JAKARTA (TheInsiderStories) – The government’s proposed 2019 State budget is quite uncommon. At first glance, the budget sends a message of fiscal moderation, with budget and primary deficit as well as debt issuance seen lower next year.
However, on the other hand, the government projected higher spending, most notable is in social assistance program which is a common pattern during the election year.
The government projected a fiscal deficit of 1.84 percent of gross domestic product (GDP) or Rp297.2 trillion (US$20.78 billion) in 2019. It was lower than this year’s 2.12 per cent of GDP, or Rp314.2 trillion rupiah.
The government planned to spend Rp2,439.7 trillion in 2019, rising by 10 percent from this year’s outlook. The spending increase will come mainly from social assistance program, rising by around Rp90 trillion, and regional transfer and village funds by around Rp68 trillion.

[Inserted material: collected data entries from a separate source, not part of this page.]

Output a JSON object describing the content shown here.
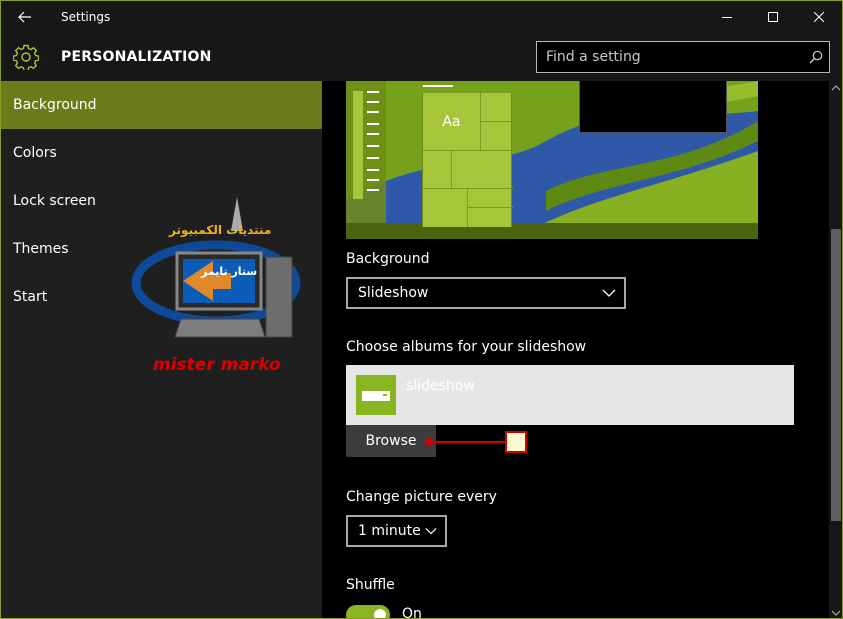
{
  "window": {
    "title": "Settings",
    "back_icon": "back-arrow-icon",
    "controls": [
      "minimize-icon",
      "maximize-icon",
      "close-icon"
    ]
  },
  "header": {
    "icon": "gear-icon",
    "title": "PERSONALIZATION",
    "accent": "#8ab522"
  },
  "search": {
    "placeholder": "Find a setting",
    "icon": "search-icon"
  },
  "sidebar": {
    "items": [
      {
        "label": "Background",
        "active": true
      },
      {
        "label": "Colors"
      },
      {
        "label": "Lock screen"
      },
      {
        "label": "Themes"
      },
      {
        "label": "Start"
      }
    ],
    "active_color": "#6c7a1a"
  },
  "watermark": {
    "caption": "mister marko",
    "arabic_title": "منتديات الكمبيوتر",
    "arabic_subtitle": "ستار تايمز"
  },
  "preview": {
    "tile_label": "Aa"
  },
  "background_section": {
    "label": "Background",
    "value": "Slideshow"
  },
  "albums_section": {
    "label": "Choose albums for your slideshow",
    "album_name": "slideshow",
    "browse_label": "Browse"
  },
  "interval_section": {
    "label": "Change picture every",
    "value": "1 minute"
  },
  "shuffle_section": {
    "label": "Shuffle",
    "state": "On",
    "toggle_on": true
  }
}
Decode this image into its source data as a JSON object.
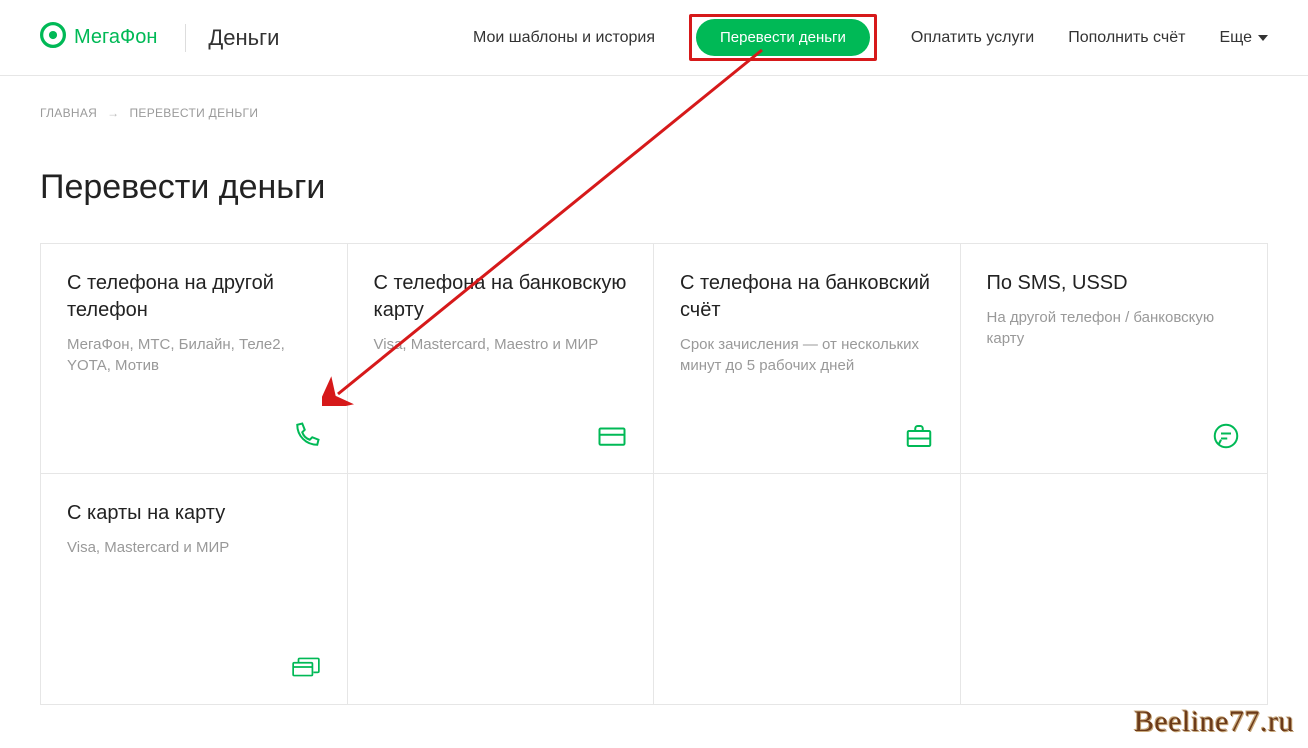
{
  "header": {
    "brand": "МегаФон",
    "section": "Деньги",
    "nav": {
      "templates": "Мои шаблоны и история",
      "transfer": "Перевести деньги",
      "pay": "Оплатить услуги",
      "topup": "Пополнить счёт",
      "more": "Еще"
    }
  },
  "breadcrumb": {
    "home": "ГЛАВНАЯ",
    "current": "ПЕРЕВЕСТИ ДЕНЬГИ"
  },
  "page_title": "Перевести деньги",
  "cards": [
    {
      "title": "С телефона на другой телефон",
      "subtitle": "МегаФон, МТС, Билайн, Теле2, YOTA, Мотив",
      "icon": "phone-icon"
    },
    {
      "title": "С телефона на банковскую карту",
      "subtitle": "Visa, Mastercard, Maestro и МИР",
      "icon": "card-icon"
    },
    {
      "title": "С телефона на банковский счёт",
      "subtitle": "Срок зачисления — от нескольких минут до 5 рабочих дней",
      "icon": "briefcase-icon"
    },
    {
      "title": "По SMS, USSD",
      "subtitle": "На другой телефон / банковскую карту",
      "icon": "chat-icon"
    },
    {
      "title": "С карты на карту",
      "subtitle": "Visa, Mastercard и МИР",
      "icon": "cards-stack-icon"
    }
  ],
  "watermark": "Beeline77.ru"
}
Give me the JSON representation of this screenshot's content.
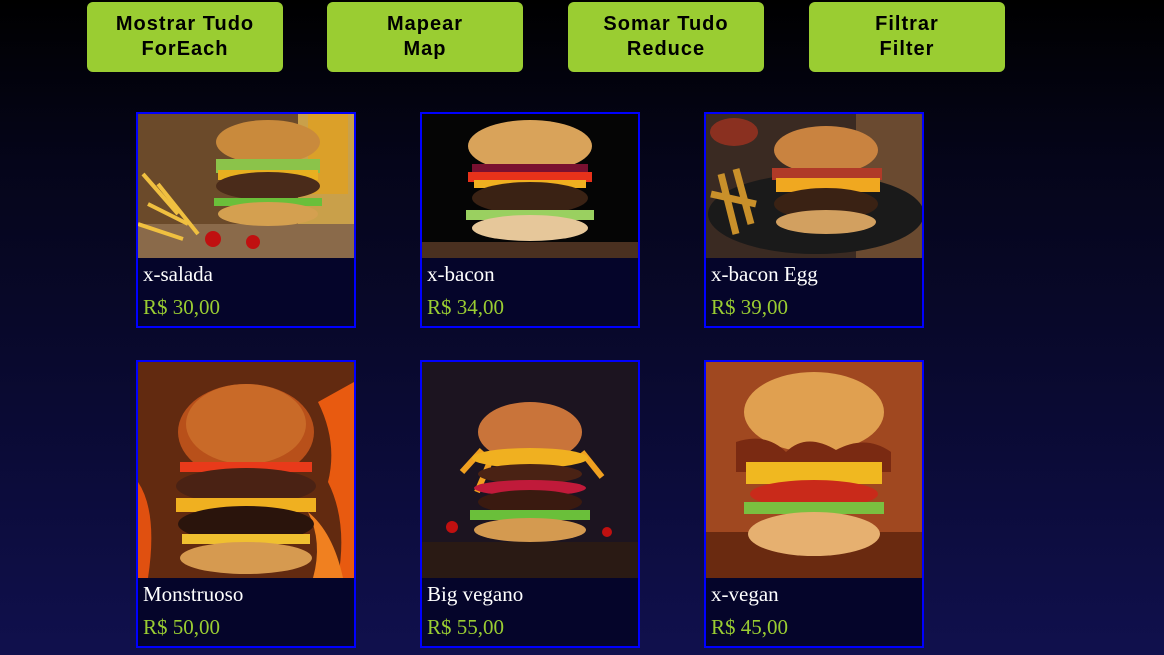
{
  "buttons": [
    {
      "line1": "Mostrar Tudo",
      "line2": "ForEach"
    },
    {
      "line1": "Mapear",
      "line2": "Map"
    },
    {
      "line1": "Somar Tudo",
      "line2": "Reduce"
    },
    {
      "line1": "Filtrar",
      "line2": "Filter"
    }
  ],
  "products": [
    {
      "name": "x-salada",
      "price": "R$ 30,00",
      "image": "burger-salad-photo"
    },
    {
      "name": "x-bacon",
      "price": "R$ 34,00",
      "image": "burger-bacon-photo"
    },
    {
      "name": "x-bacon Egg",
      "price": "R$ 39,00",
      "image": "burger-bacon-egg-photo"
    },
    {
      "name": "Monstruoso",
      "price": "R$ 50,00",
      "image": "burger-monster-photo"
    },
    {
      "name": "Big vegano",
      "price": "R$ 55,00",
      "image": "burger-big-vegan-photo"
    },
    {
      "name": "x-vegan",
      "price": "R$ 45,00",
      "image": "burger-vegan-photo"
    }
  ],
  "colors": {
    "button_bg": "#9acd32",
    "price_text": "#9acd32",
    "card_border": "#0000ff",
    "name_text": "#ffffff"
  }
}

Infrastructure spending is projected to rise by around Rp10 trillion to Rp420.5 trillion in 2019 compared to last year. On the other hand, the government cuts spending on defense and security by around 74 trillion rupiah and projected subsidy cost to be lower by Rp8 trillion compared to this year.
Thus, it is apparent that the primary reason of the projected lower fiscal deficit in 2019 is not lower spending. Instead, it is the projected increase in state revenue.
The government’s projection for state revenue in 2019 budget is Rp2,142.5 trillion rupiah, a rise by 12.6 per cent from this year’s outlook. The tax revenue is projected to rise by 15 percent to Rp1,781.0 trillion in 2019.
The goal is quite high as the average annual growth in state revenue in the 2014-2017 period was only 3.8 percent. The government, though, has reason to be optimistic. In this year’s outlook, state revenues is projected to rise by 14.2 percent and that of tax to grow 15.3 percent.
Here is the importance to address the elephant in the room, that is the 2019 general and presidential election. While the higher spending is typical for an election year, the expected growth in revenue shows confidence that economic activities would not be disrupted by political developments.
More questions can be raised when taking into account that the government only projected economic growth of 5.3 percent in 2019, slightly higher than the expected 5.2 percent in 2018.
Furthermore, this slightly higher economic growth is mainly due to a lower growth in imports, which is a negating component in GDP calculation, while household consumption, accounting for more than half of Indonesia’s GDP, remains steady at 5.1 percent, government consumption down, at 3.0 per cent versus 4.2 per cent, and only a slight uptick in gross fixed capital formation, at 7.0 percent versus 6.9 per cent.
The most current condition showed that investment is slowing down while imports continue to surge. Indonesia’s foreign direct investment fell to $7.1 billion in the second quarter from $8.2 billion a year ago as foreign investors are staying away due to the simultaneous regional election this year.
Indonesia recorded a trade deficit of $2.03 billion in July, the largest since July 2013, as imports surged more than exports.
There are reasons to be optimistic with regards to capital formation. In the last general and presidential election in 2014, foreign direct investment grew 13 percent. However, 2014 was a different time. Back then, monetary policies in most developed nation were relaxed resulting in the abundance of cheap capital flowing to developing economies in Indonesia.
This time the condition is in reverse. Central banks from develop economies starting to tighten their monetary policies, draining capital for developing economies and raising the cost of borrowings.
Given that tax relies heavily on economic activities, which in turn depends on the flow of capital. The government’s goal to aim for a significant increase in tax revenue without a marked improvement in economic activity might raise concerns rather than applause.